Team communication

Team communication

Problems can be both avoided and solved in a medical office when there is a high level of good communication among staff members and providers. This sounds so simple, but it’s easier said than done, particularly in practices that are fast paced and high volume. Here are a few tips to help improve communication in your office.

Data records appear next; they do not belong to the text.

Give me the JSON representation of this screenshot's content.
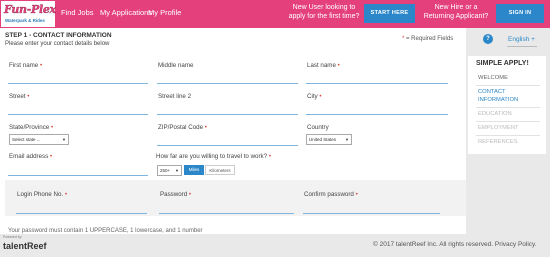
{
  "header": {
    "logo_line1": "Fun-Plex",
    "logo_line2": "Waterpark & Rides",
    "nav": [
      "Find Jobs",
      "My Applications",
      "My Profile"
    ],
    "promo_new_text_1": "New User looking to",
    "promo_new_text_2": "apply for the first time?",
    "start_label": "START HERE",
    "promo_return_text_1": "New Hire or a",
    "promo_return_text_2": "Returning Applicant?",
    "signin_label": "SIGN IN",
    "colors": {
      "brand": "#e4407c",
      "button": "#2b87c9"
    }
  },
  "form": {
    "step_title": "STEP 1 - CONTACT INFORMATION",
    "step_subtitle": "Please enter your contact details below",
    "required_star": "*",
    "required_text": "= Required Fields",
    "help_icon": "?",
    "language": "English",
    "language_plus": "+",
    "fields": {
      "first_name": "First name",
      "middle_name": "Middle name",
      "last_name": "Last name",
      "street": "Street",
      "street2": "Street line 2",
      "city": "City",
      "state": "State/Province",
      "zip": "ZIP/Postal Code",
      "country": "Country",
      "email": "Email address",
      "travel": "How far are you willing to travel to work?",
      "login_phone": "Login Phone No.",
      "password": "Password",
      "confirm_password": "Confirm password"
    },
    "state_value": "Select state ...",
    "country_value": "United States",
    "distance_value": "250+",
    "unit_miles": "Miles",
    "unit_km": "Kilometers",
    "password_note": "Your password must contain 1 UPPERCASE, 1 lowercase, and 1 number"
  },
  "sidebar": {
    "title": "SIMPLE APPLY!",
    "items": [
      "WELCOME",
      "CONTACT",
      "INFORMATION",
      "EDUCATION",
      "EMPLOYMENT",
      "REFERENCES"
    ]
  },
  "footer": {
    "powered": "Powered by",
    "brand": "talentReef",
    "copyright": "© 2017 talentReef Inc. All rights reserved. Privacy Policy."
  }
}
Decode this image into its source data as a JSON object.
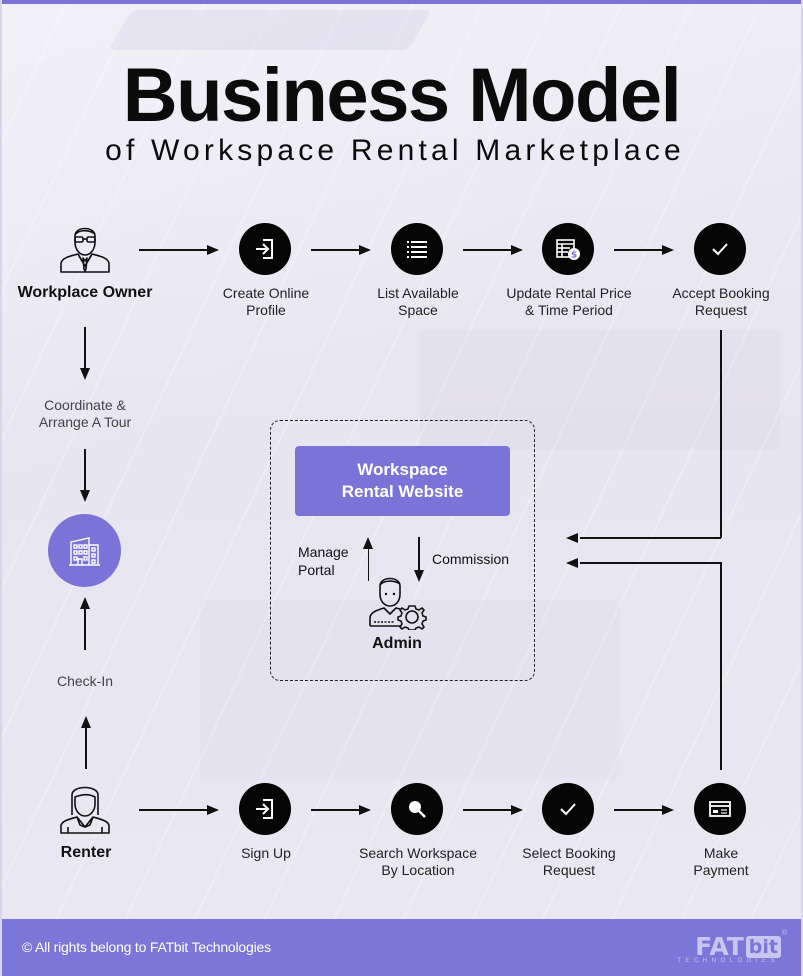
{
  "title": "Business Model",
  "subtitle": "of Workspace Rental Marketplace",
  "owner_flow": {
    "actor": "Workplace Owner",
    "steps": [
      {
        "label_line1": "Create Online",
        "label_line2": "Profile",
        "icon": "sign-in-icon"
      },
      {
        "label_line1": "List Available",
        "label_line2": "Space",
        "icon": "list-icon"
      },
      {
        "label_line1": "Update Rental Price",
        "label_line2": "& Time Period",
        "icon": "price-sheet-icon"
      },
      {
        "label_line1": "Accept Booking",
        "label_line2": "Request",
        "icon": "check-icon"
      }
    ]
  },
  "renter_flow": {
    "actor": "Renter",
    "steps": [
      {
        "label_line1": "Sign Up",
        "label_line2": "",
        "icon": "sign-in-icon"
      },
      {
        "label_line1": "Search Workspace",
        "label_line2": "By Location",
        "icon": "search-icon"
      },
      {
        "label_line1": "Select Booking",
        "label_line2": "Request",
        "icon": "check-icon"
      },
      {
        "label_line1": "Make",
        "label_line2": "Payment",
        "icon": "credit-card-icon"
      }
    ]
  },
  "left_column": {
    "tour_line1": "Coordinate &",
    "tour_line2": "Arrange A Tour",
    "workspace_icon": "building-icon",
    "checkin": "Check-In"
  },
  "center": {
    "website_line1": "Workspace",
    "website_line2": "Rental Website",
    "manage_line1": "Manage",
    "manage_line2": "Portal",
    "commission": "Commission",
    "admin": "Admin"
  },
  "footer": {
    "copyright": "© All rights belong to FATbit Technologies",
    "logo_main": "FAT",
    "logo_bit": "bit",
    "logo_sub": "TECHNOLOGIES",
    "logo_reg": "®"
  },
  "colors": {
    "accent": "#7b74d8",
    "node": "#050505",
    "background": "#ecebf4"
  }
}
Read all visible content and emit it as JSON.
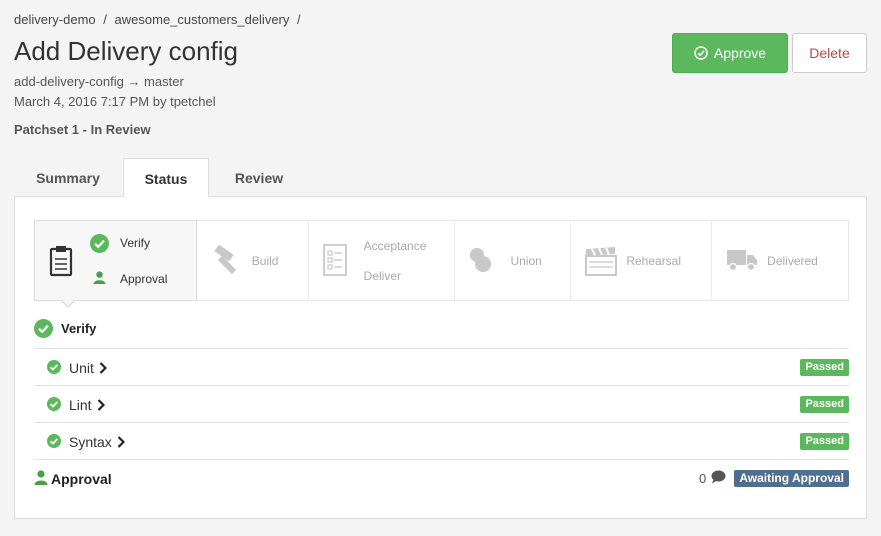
{
  "breadcrumb": {
    "org": "delivery-demo",
    "sep1": "/",
    "project": "awesome_customers_delivery",
    "sep2": "/"
  },
  "page_title": "Add Delivery config",
  "meta": {
    "branch_line": "add-delivery-config → master",
    "date_line": "March 4, 2016 7:17 PM by tpetchel"
  },
  "patchset": "Patchset 1 - In Review",
  "actions": {
    "approve": "Approve",
    "delete": "Delete"
  },
  "tabs": [
    {
      "label": "Summary"
    },
    {
      "label": "Status"
    },
    {
      "label": "Review"
    }
  ],
  "stages": {
    "verify": "Verify",
    "approval": "Approval",
    "build": "Build",
    "acceptance": "Acceptance",
    "deliver": "Deliver",
    "union": "Union",
    "rehearsal": "Rehearsal",
    "delivered": "Delivered"
  },
  "verify_section": {
    "title": "Verify",
    "rows": [
      {
        "name": "Unit",
        "status": "Passed"
      },
      {
        "name": "Lint",
        "status": "Passed"
      },
      {
        "name": "Syntax",
        "status": "Passed"
      }
    ]
  },
  "approval_section": {
    "title": "Approval",
    "comments": "0",
    "status": "Awaiting Approval"
  },
  "colors": {
    "success": "#5cb85c",
    "info": "#4f6f8f",
    "danger": "#b94a48"
  }
}
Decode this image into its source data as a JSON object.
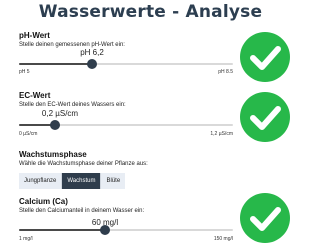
{
  "page_title": "Wasserwerte - Analyse",
  "colors": {
    "accent": "#2f3d4c",
    "success": "#27b84a"
  },
  "ph": {
    "label": "pH-Wert",
    "description": "Stelle deinen gemessenen pH-Wert ein:",
    "value_text": "pH 6,2",
    "min_text": "pH 5",
    "max_text": "pH 8.5",
    "level": 0.34,
    "status_icon": "checkmark-icon"
  },
  "ec": {
    "label": "EC-Wert",
    "description": "Stelle den EC-Wert deines Wassers ein:",
    "value_text": "0,2 µS/cm",
    "min_text": "0 µS/cm",
    "max_text": "1,2 µS/cm",
    "level": 0.17,
    "status_icon": "checkmark-icon"
  },
  "growth": {
    "label": "Wachstumsphase",
    "description": "Wähle die Wachstumsphase deiner Pflanze aus:",
    "options": [
      "Jungpflanze",
      "Wachstum",
      "Blüte"
    ],
    "selected": "Wachstum"
  },
  "calcium": {
    "label": "Calcium (Ca)",
    "description": "Stelle den Calciumanteil in deinem Wasser ein:",
    "value_text": "60 mg/l",
    "min_text": "1 mg/l",
    "max_text": "150 mg/l",
    "level": 0.4,
    "status_icon": "checkmark-icon"
  }
}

  1. Set high expectations for open dialogue. Create a culture within your practice where open, honest communication is the standard. Address issues as they arise. Don’t hold back (or “gunny sack” as therapists sometimes say) when you’re having a problem with a co-worker. If there are systems breakdowns within the practice that are negatively impacting patient care or office efficiency, bring them up for discussion and resolution.
  2. Hold huddles. This is a tried and true method for good communication in medical practices of all types. First thing in the morning, everyone gathers informally for a five minute huddle meeting. This is not the time to try to solve major problems, but it’s the perfect venue to share information that will make the day run more smoothly. Examples of issues that might be brought up in huddle include:
    • We had two cancellations for this afternoon. Let’s try to fill those slots.
    • Jane went home sick, so we’re going to need everyone to pitch in to cover for her.
    • The repair man is coming to fix the copier this afternoon.
    • There’s a snow storm blowing in and the roads are going to be bad. Should we close the office early?
    • Dr. Randolph was up all night in surgery, so cut him some slack if he’s crabby today.
  3. Have regular staff meetings. This tip sounds like a no-brainer, but you’d be surprised by how many offices don’t get around to having the staff meet on a regular basis. Depending on the size of your practice, you may need meetings every month, or even more often, and you may also consider holding departmental meetings in addition to the regular all-hands-on-deck gatherings.
  4. Slow down. Conveying simple data (“Dr. Jones needs you in room three” or “Your mom called while you were at lunch”) while passing in the hallway or via a Post-it note is fine. But to sort out complex or sticky issues, it’s important to slow down in order to communicate well. Practice good listening skills, ask questions, clarify what you’re hearing if there is uncertainty, and end conversations with “what else” and “what next” questions such as, “Have we covered everything?” or “Are we clear on our next steps?”